The surprise, of course, is that spending so much time poking around in that moral murk has not darkened Patrick Radden Keefe. He talks about his own motivations, his personal psychology, only reluctantly. “For whatever reason,” he will admit, “I gravitate often to these very dark subjects. And I don’t know why. But I think people who know me from my writing and then meet me are sometimes taken aback that I’m not all doom and gloom.” He credits his father, who used to sing him an old Ira Gershwin ditty: Life can be delish with a sunny disposish. “Those are kind of words to live by that I grew up with.”

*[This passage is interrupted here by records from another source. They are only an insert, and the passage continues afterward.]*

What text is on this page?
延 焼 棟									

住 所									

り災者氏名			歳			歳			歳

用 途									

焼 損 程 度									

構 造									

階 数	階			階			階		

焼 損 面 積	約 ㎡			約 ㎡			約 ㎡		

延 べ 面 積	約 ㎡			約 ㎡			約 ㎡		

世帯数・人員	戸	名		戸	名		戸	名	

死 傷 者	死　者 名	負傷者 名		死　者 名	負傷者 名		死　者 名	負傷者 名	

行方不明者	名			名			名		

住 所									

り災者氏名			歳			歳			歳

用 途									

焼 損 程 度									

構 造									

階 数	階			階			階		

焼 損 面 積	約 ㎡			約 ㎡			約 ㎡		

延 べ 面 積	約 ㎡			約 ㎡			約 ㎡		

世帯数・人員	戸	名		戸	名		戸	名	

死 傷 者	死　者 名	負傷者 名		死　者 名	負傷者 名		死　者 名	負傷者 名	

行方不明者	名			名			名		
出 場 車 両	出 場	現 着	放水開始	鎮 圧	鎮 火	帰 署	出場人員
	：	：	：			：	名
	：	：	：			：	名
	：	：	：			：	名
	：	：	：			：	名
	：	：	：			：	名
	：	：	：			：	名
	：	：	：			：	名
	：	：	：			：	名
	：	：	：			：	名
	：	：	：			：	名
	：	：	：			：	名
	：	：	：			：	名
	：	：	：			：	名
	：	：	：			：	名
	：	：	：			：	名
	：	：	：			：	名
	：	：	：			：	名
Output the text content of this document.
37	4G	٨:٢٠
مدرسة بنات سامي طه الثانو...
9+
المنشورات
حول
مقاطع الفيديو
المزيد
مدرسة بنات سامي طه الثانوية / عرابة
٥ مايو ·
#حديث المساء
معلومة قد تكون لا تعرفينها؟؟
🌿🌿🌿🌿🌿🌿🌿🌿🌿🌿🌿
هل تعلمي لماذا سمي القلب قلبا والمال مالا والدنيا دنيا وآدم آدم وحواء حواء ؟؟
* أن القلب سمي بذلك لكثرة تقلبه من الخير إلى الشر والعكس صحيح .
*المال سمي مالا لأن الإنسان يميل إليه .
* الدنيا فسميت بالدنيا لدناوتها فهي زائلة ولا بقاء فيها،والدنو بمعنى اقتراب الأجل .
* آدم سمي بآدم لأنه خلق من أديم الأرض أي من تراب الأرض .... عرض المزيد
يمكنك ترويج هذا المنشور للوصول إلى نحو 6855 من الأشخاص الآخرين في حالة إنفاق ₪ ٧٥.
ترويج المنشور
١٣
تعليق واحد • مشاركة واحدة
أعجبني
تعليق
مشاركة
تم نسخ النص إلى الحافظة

Maybe. The more obvious cause of his optimism, even beyond his commercial success as a bestseller, is his work as a stylish muck-raking journalist and writer – the adventurer who gets to dig up and then dig into our most revealing stories and obsessions. “It’s just that I really love the work,” he says. “I think a lot of journalists do. I always felt as though I’d won the lottery: this is the best thing that somebody could conceivably do.” You dive into it and write it down, and then you do it again. You may not ever fully dispel the human shadows, but at least that way no one can say you didn’t try.

Editor’s note: An earlier version of this article incorrectly stated that Patrick Radden Keefe’s son Lucian accidentally made a video call to a cartel operative about whom Keefe had recently written. His son Felix made the call.